The Mountain West, like just like every other Group of Five conference, has an extremely lopsided pair of divisions. The east division is jammed with Boise State, Colorado State and Wyoming. The west division is led by San Diego State and is hoping for a second bowl eligible team in Hawaii. The east could find a third post-season team, though, in UNLV.
The Rebels were gutted with injuries last season, losing nearly all of their playmakers for extended periods of time. Despite this, and having to start a cornerback at wide receiver, Nevada-Las Vegas maintained the same level of productiveness in 2016 as it had in 2015. If healthy, the Rebels offense can be a load to control in 2017.
UNLV used three quarterbacks last year but the man under center on week one will be one that has yet to throw a pass in a college game. Redshirt freshman Armani Rogers, a highly touted recruit in the 2016 class, will take over as the new starter.
His upside combined with the deepest wide receiver unit in the conference will be a handful. Receiver Devonte Boyd returns after logging 746 yards in 10 games last season. He’ll also have a talented stable of running backs behind him with an experienced offensive line in front.
While Rogers and the offense is oozing with potential, the defensive upside isn’t nearly as great. A chunk of the secondary must be replaced but former Syracuse safety Chauncey Scissum will add valuable leadership to the group. The front seven also took several big hits and will have a lot of new faces in the box this season.
The defense stayed relatively injury free and the result is the opposite of what happened to the offense.
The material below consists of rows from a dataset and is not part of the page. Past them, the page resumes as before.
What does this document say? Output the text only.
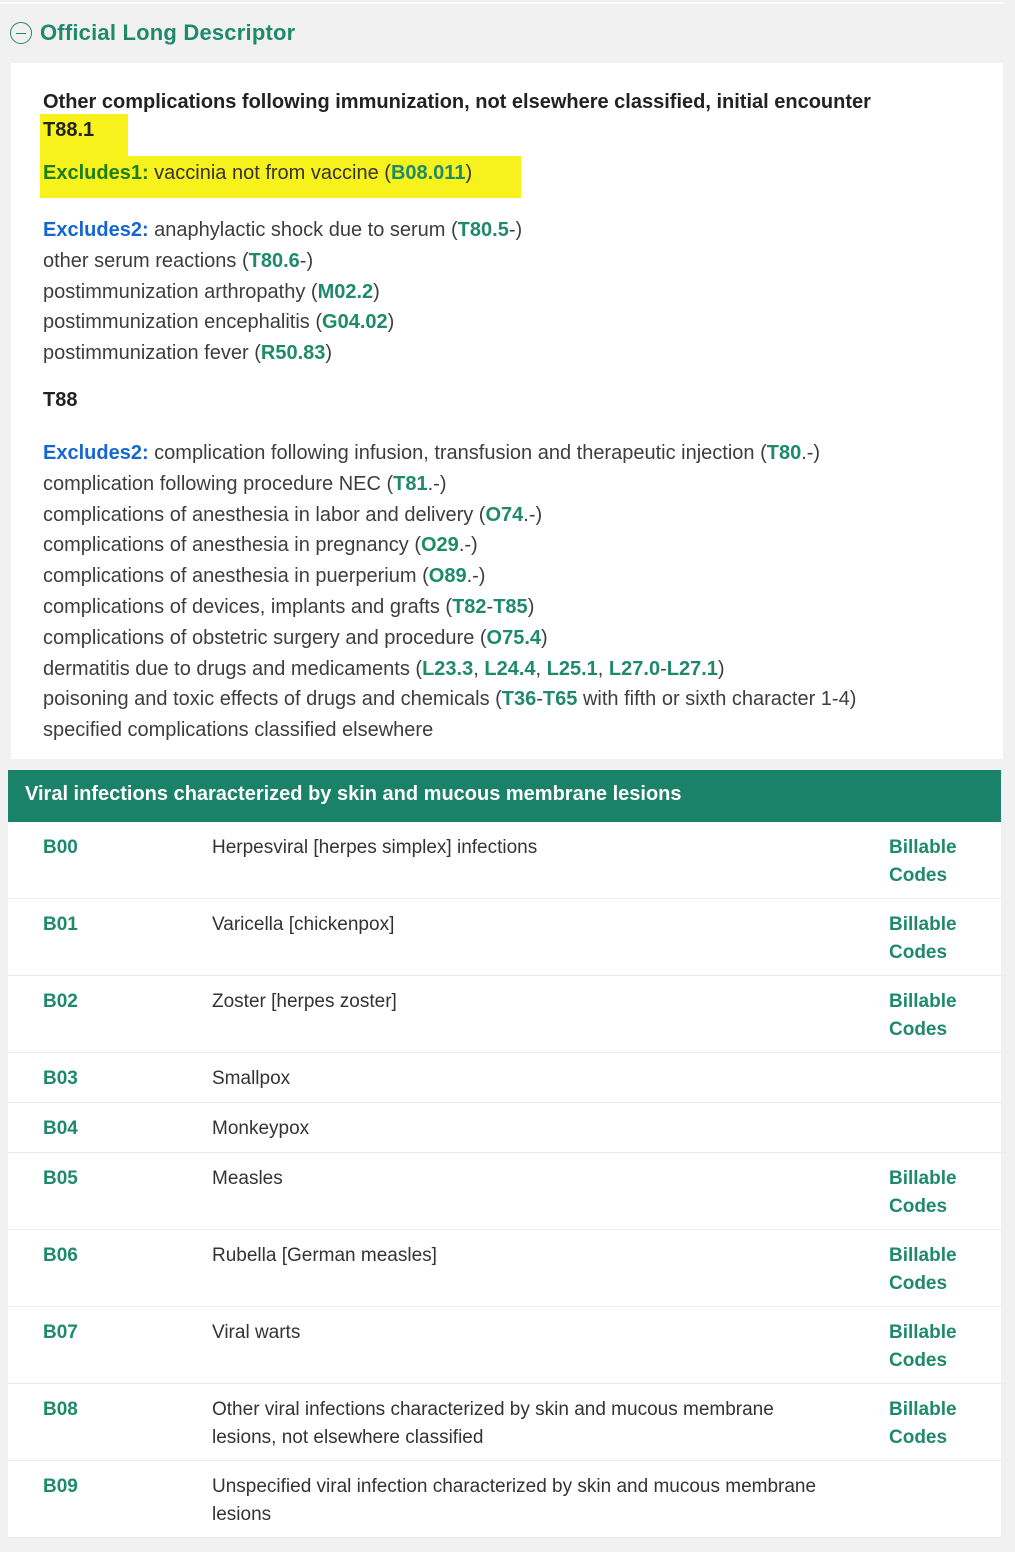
Official Long Descriptor
Other complications following immunization, not elsewhere classified, initial encounter
T88.1
Excludes1: vaccinia not from vaccine (B08.011)
Excludes2: anaphylactic shock due to serum (T80.5-)
other serum reactions (T80.6-)
postimmunization arthropathy (M02.2)
postimmunization encephalitis (G04.02)
postimmunization fever (R50.83)
T88
Excludes2: complication following infusion, transfusion and therapeutic injection (T80.-)
complication following procedure NEC (T81.-)
complications of anesthesia in labor and delivery (O74.-)
complications of anesthesia in pregnancy (O29.-)
complications of anesthesia in puerperium (O89.-)
complications of devices, implants and grafts (T82-T85)
complications of obstetric surgery and procedure (O75.4)
dermatitis due to drugs and medicaments (L23.3, L24.4, L25.1, L27.0-L27.1)
poisoning and toxic effects of drugs and chemicals (T36-T65 with fifth or sixth character 1-4)
specified complications classified elsewhere
Viral infections characterized by skin and mucous membrane lesions
B00	Herpesviral [herpes simplex] infections	Billable
Codes
B01	Varicella [chickenpox]	Billable
Codes
B02	Zoster [herpes zoster]	Billable
Codes
B03	Smallpox
B04	Monkeypox
B05	Measles	Billable
Codes
B06	Rubella [German measles]	Billable
Codes
B07	Viral warts	Billable
Codes
B08	Other viral infections characterized by skin and mucous membrane lesions, not elsewhere classified
Billable
Codes
B09	Unspecified viral infection characterized by skin and mucous membrane lesions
On the ball side, many underclassmen received bountiful experience and now bolster the returning veteran play makers. The Rebels will get in its fair share of shootouts this season but do have a favorable schedule.
All eyes will be on Appalachian State and Troy this year with Arkansas State expected to give both a run for their money once again. After those three, its tough to predict who makes up the middle tier. For the Sun Belt I have two sleeper teams. The first one I expect to reach at least six wins. The other is the Georgia State Panthers.
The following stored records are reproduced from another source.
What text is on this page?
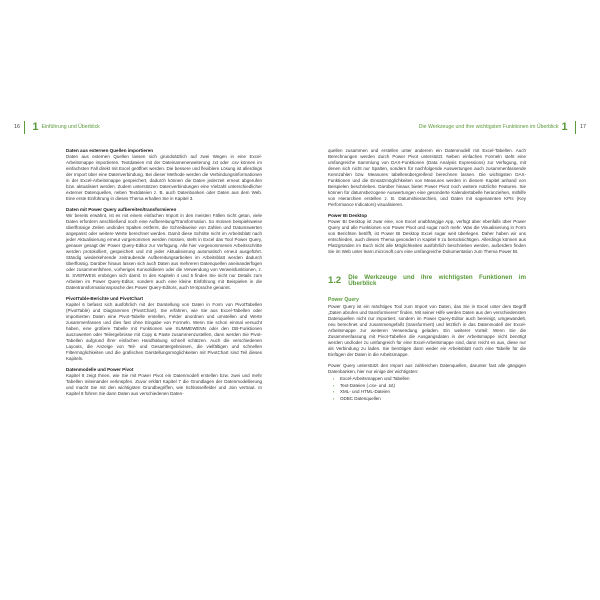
16 1 Einführung und Überblick
Daten aus externen Quellen importieren

Daten aus externen Quellen lassen sich grundsätzlich auf zwei Wegen in eine Excel-Arbeitsmappe importieren. Textdateien mit der Dateinamenerweiterung .txt oder .csv können im einfachsten Fall direkt mit Excel geöffnet werden. Die bessere und flexiblere Lösung ist allerdings der Import über eine Datenverbindung. Bei dieser Methode werden die Verbindungsinformationen in der Excel-Arbeitsmappe gespeichert, dadurch können die Daten jederzeit erneut abgerufen bzw. aktualisiert werden. Zudem unterstützen Datenverbindungen eine Vielzahl unterschiedlicher externer Datenquellen, neben Textdateien z. B. auch Datenbanken oder Daten aus dem Web. Eine erste Einführung in dieses Thema erhalten Sie in Kapitel 3.

Daten mit Power Query aufbereiten/transformieren

Wir bereits erwähnt, ist es mit einem einfachen Import in den meisten Fällen nicht getan, viele Daten erfordern anschließend noch eine Aufbereitung/Transformation. So müssen beispielsweise überflüssige Zeilen und/oder Spalten entfernt, die Schreibweise von Zahlen und Datumswerten angepasst oder weitere Werte berechnet werden. Damit diese Schritte nicht im Arbeitsblatt nach jeder Aktualisierung erneut vorgenommen werden müssen, steht in Excel das Tool Power Query, genauer gesagt der Power Query-Editor zur Verfügung. Alle hier vorgenommenen Arbeitsschritte werden protokolliert, gespeichert und mit jeder Aktualisierung automatisch erneut ausgeführt. Ständig wiederkehrende zeitraubende Aufbereitungsarbeiten im Arbeitsblatt werden dadurch überflüssig. Darüber hinaus lassen sich auch Daten aus mehreren Datenquellen aneinanderfügen oder zusammenführen, vorheriges Konsolidieren oder die Verwendung von Verweisfunktionen, z. B. SVERWEIS erübrigen sich damit. In den Kapiteln 4 und 5 finden Sie nicht nur Details zum Arbeiten im Power Query-Editor, sondern auch eine kleine Einführung mit Beispielen in die Datentransformationssprache des Power Query-Editors, auch M-Sprache genannt.

PivotTable-Berichte und PivotChart

Kapitel 6 befasst sich ausführlich mit der Darstellung von Daten in Form von PivotTabellen (PivotTable) und Diagrammen (PivotChart). Sie erfahren, wie Sie aus Excel-Tabellen oder importierten Daten eine Pivot-Tabelle erstellen, Felder anordnen und umstellen und Werte zusammenfassen und dies fast ohne Eingabe von Formeln. Wenn Sie schon einmal versucht haben, eine größere Tabelle mit Funktionen wie SUMMEWENN oder den DB-Funktionen auszuwerten oder Teilergebnisse mit Copy & Paste zusammenzustellen, dann werden Sie Pivot-Tabellen aufgrund ihrer einfachen Handhabung schnell schätzen. Auch die verschiedenen Layouts, die Anzeige von Teil- und Gesamtergebnissen, die vielfältigen und schnellen Filtermöglichkeiten und die grafischen Darstellungsmöglichkeiten mit PivotChart sind Teil dieses Kapitels.

Datenmodelle und Power Pivot

Kapitel 8 zeigt Ihnen, wie Sie mit Power Pivot ein Datenmodell erstellen bzw. zwei und mehr Tabellen miteinander verknüpfen. Zuvor erklärt Kapitel 7 die Grundlagen der Datenmodellierung und macht Sie mit den wichtigsten Grundbegriffen, wie Schlüsselfelder und Join vertraut. In Kapitel 8 führen Sie dann Daten aus verschiedenen Daten-

Die Werkzeuge und ihre wichtigsten Funktionen im Überblick 1 17

quellen zusammen und erstellen unter anderem ein Datenmodell mit Excel-Tabellen. Auch Berechnungen werden durch Power Pivot unterstützt. Neben einfachen Formeln steht eine umfangreiche Sammlung von DAX-Funktionen (Data Analysis Expressions) zur Verfügung, mit denen sich nicht nur Spalten, sondern für nachfolgende Auswertungen auch zusammenfassende Kennzahlen bzw. Measures tabellenübergreifend berechnen lassen. Die wichtigsten DAX-Funktionen und die Einsatzmöglichkeiten von Measures werden in diesem Kapitel anhand von Beispielen beschrieben. Darüber hinaus bietet Power Pivot noch weitere nützliche Features. Sie können für datumsbezogene Auswertungen eine gesonderte Kalendertabelle heranziehen, mithilfe von Hierarchien erstellen z. B. Datumshierarchien, und Daten mit sogenannten KPIs (Key Performance Indicators) visualisieren.

Power BI Desktop

Power BI Desktop ist zwar eine, von Excel unabhängige App, verfügt aber ebenfalls über Power Query und alle Funktionen von Power Pivot und sogar noch mehr. Was die Visualisierung in Form von Berichten betrifft, ist Power BI Desktop Excel sogar weit überlegen. Daher haben wir uns entschieden, auch dieses Thema gesondert in Kapitel 9 zu berücksichtigen. Allerdings können aus Platzgründen im Buch nicht alle Möglichkeiten ausführlich beschrieben werden, außerdem finden Sie im Web unter learn.microsoft.com eine umfangreiche Dokumentation zum Thema Power BI.

1.2 Die Werkzeuge und ihre wichtigsten Funktionen im Überblick
Power Query

Power Query ist ein mächtiges Tool zum Import von Daten, das Sie in Excel unter dem Begriff „Daten abrufen und transformieren“ finden. Mit seiner Hilfe werden Daten aus den verschiedensten Datenquellen nicht nur importiert, sondern im Power Query-Editor auch bereinigt, umgewandelt, neu berechnet und zusammengefaßt (transformiert) und letztlich in das Datenmodell der Excel-Arbeitsmappe zur weiteren Verwendung geladen. Ein weiterer Vorteil: Wenn Sie die Zusammenfassung mit Pivot-Tabellen die Ausgangsdaten in der Arbeitsmappe nicht benötigt werden und/oder zu umfangreich für eine Excel-Arbeitsmappe sind, dann reicht es aus, diese nur als Verbindung zu laden. Sie benötigen dann weder ein Arbeitsblatt noch eine Tabelle für die Einfügen der Daten in die Arbeitsmappe.

Power Query unterstützt den Import aus zahlreichen Datenquellen, darunter fast alle gängigen Datenbanken, hier nur einige der wichtigsten:

▪ Excel-Arbeitsmappen und Tabellen
▪ Text-Dateien (.csv- und .txt)
▪ XML- und HTML-Dateien
▪ ODBC Datenquellen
Shawn Elliot is taking over in Atlanta and has the excitement building around the program. As Georgia State moves into Turner Field, Elliot could have the most talented squad in Panther history. Quarterback Conner Manning returns under center and, while star receiver Robert Davis is now in the NFL, he will benefit from the return of 2015 star Penny Hart who had 1,099 yards as a freshman.
The Panthers used a handful of ball carriers last season in an effort to find some semblance of an efficient ground game. Elliot’s background as an offensive line coach, coupled with an experienced O-line, could lead to more production from the run game. Running back Kyler Neal showed flashes of potential in 2016 while Glenn Smith has great hands. Taz Bateman, another player who missed all of 2016, will also play a role.
The Panther defense is the best part of this team. The secondary is the best in the conference with Jerome Smith and Chandon Sullivan (18 passes defensed and three interceptions between the two) leading the way. Last year, Georgia State allowed just eight passing touchdowns while registering 11 interceptions.
The majority of the front seven returns, including lineman Mackendy Cheridor who had 6.5 tackles for loss and three sacks. While the Panthers were seventh in the conference in rushing defense, they did see more carries per game than any other team. They weren’t particularly hurt by this, as the Panthers were eighth in the Sun Belt in rushing yards allowed per contest in games won.
Georgia State could land anywhere between five and eight wins, that’s just the way of the Sun Belt. However, the Panthers will soon provide the conference with another competitive team and give the league a strong middle tier for the first time.